Wednesday, February 20, 2013

Uneasiness and Downton Abbey


Where do vague feelings of uneasiness come from? I watched the last episode of Downton Abbey, season 3, with Charlie last night. At the end of a very long and uneventful episode where some of the cast to the Highlands of Scotland and others stay home and attend a country fair, Mary has her baby prematurely. After waiting anxiously at home for news, the family was relieved to learn that mother and baby were well. They then congratulate each other for their recent bit of good luck. But, looming just down the road literally was the death of the baby’s father. Having read too many spoilers before watching the show, I knew how it would end and found the writer’s attempt at deception even more annoying. I also found the whole ending a bit jarring. It lacked follow-through that would compel the audience to want to watch next season. But, like the show, next season is nearly a year from now if you live in the U.S., and feelings will lessen over time.

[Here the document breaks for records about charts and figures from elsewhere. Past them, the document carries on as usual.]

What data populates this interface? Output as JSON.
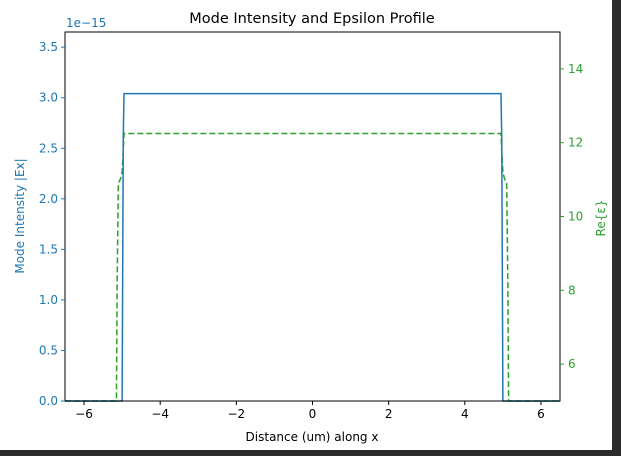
{
  "chart_data": {
    "type": "line",
    "title": "Mode Intensity and Epsilon Profile",
    "xlabel": "Distance (um) along x",
    "ylabel_left": "Mode Intensity |Ex|",
    "ylabel_right": "Re{ε}",
    "left_axis_offset_text": "1e−15",
    "xlim": [
      -6.5,
      6.5
    ],
    "ylim_left": [
      0,
      3.65
    ],
    "ylim_right": [
      5.0,
      15.0
    ],
    "x_ticks": [
      -6,
      -4,
      -2,
      0,
      2,
      4,
      6
    ],
    "x_tick_labels": [
      "−6",
      "−4",
      "−2",
      "0",
      "2",
      "4",
      "6"
    ],
    "left_ticks": [
      0.0,
      0.5,
      1.0,
      1.5,
      2.0,
      2.5,
      3.0,
      3.5
    ],
    "left_tick_labels": [
      "0.0",
      "0.5",
      "1.0",
      "1.5",
      "2.0",
      "2.5",
      "3.0",
      "3.5"
    ],
    "right_ticks": [
      6,
      8,
      10,
      12,
      14
    ],
    "right_tick_labels": [
      "6",
      "8",
      "10",
      "12",
      "14"
    ],
    "colors": {
      "intensity": "#1f77b4",
      "epsilon": "#2ca02c",
      "axis": "#000000"
    },
    "series": [
      {
        "axis": "left",
        "style": "solid",
        "x": [
          -6.5,
          -5.0,
          -4.97,
          -4.95,
          4.95,
          4.97,
          5.0,
          6.5
        ],
        "y": [
          0.0,
          0.0,
          2.6,
          3.04,
          3.04,
          2.6,
          0.0,
          0.0
        ]
      },
      {
        "axis": "right",
        "style": "dashed",
        "x": [
          -6.5,
          -5.15,
          -5.13,
          -5.1,
          -5.05,
          -5.0,
          -4.97,
          -4.95,
          4.95,
          4.97,
          5.0,
          5.05,
          5.1,
          5.13,
          5.15,
          6.5
        ],
        "y": [
          5.0,
          5.0,
          8.2,
          10.9,
          11.0,
          11.2,
          11.8,
          12.25,
          12.25,
          11.8,
          11.2,
          11.0,
          10.9,
          8.2,
          5.0,
          5.0
        ]
      }
    ]
  }
}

And yet, the show captured the feeling I have every time an unanticipated question or problem arises.  My boss asked me for some reports relating to vacation / sick leave tracking. After trying to figure out what he was looking for, I shot off some reports. Not before trying to find out if they were audit related or what not. At any rate, I felt uneasy, like I had done something wrong. Later I learned, not from him, that the whole system of tracking was having problems.

Charlie is traveling today and for the rest of the week. While I’m excited to have the time to play and watch things with the kids that are out of the ordinary routine, I’m also a little bit more apprehensive about where people are, if they are taken care of, and how things will go while he is away. I think I prefer being the traveler to the one left behind. This might have something to do with the fact that he’s going to New Orleans, a city that I like to visit and have found a new interest in since my folklore studies did readings from the region.

I think the unease may come from something deeper in my nature. It’s a feeling that things that I don’t have view of could go terribly wrong.  Probably a common view, and yet fairly unhealthy since I can’t possible watch over everything, especially as the kids grow up and go away.

Back to Downton Abbey, perhaps instead of deceit, the writers were allowing the viewers to see the joy that should have followed the birth of the baby. It was meant to be an uplifting moment, and the audience was the only party that could see the whole picture.  In this case, the show lives on in a moment of suspended anticipation of how could life continue after yet another tragic event. And yet, life does go on, and vague feelings are overcome.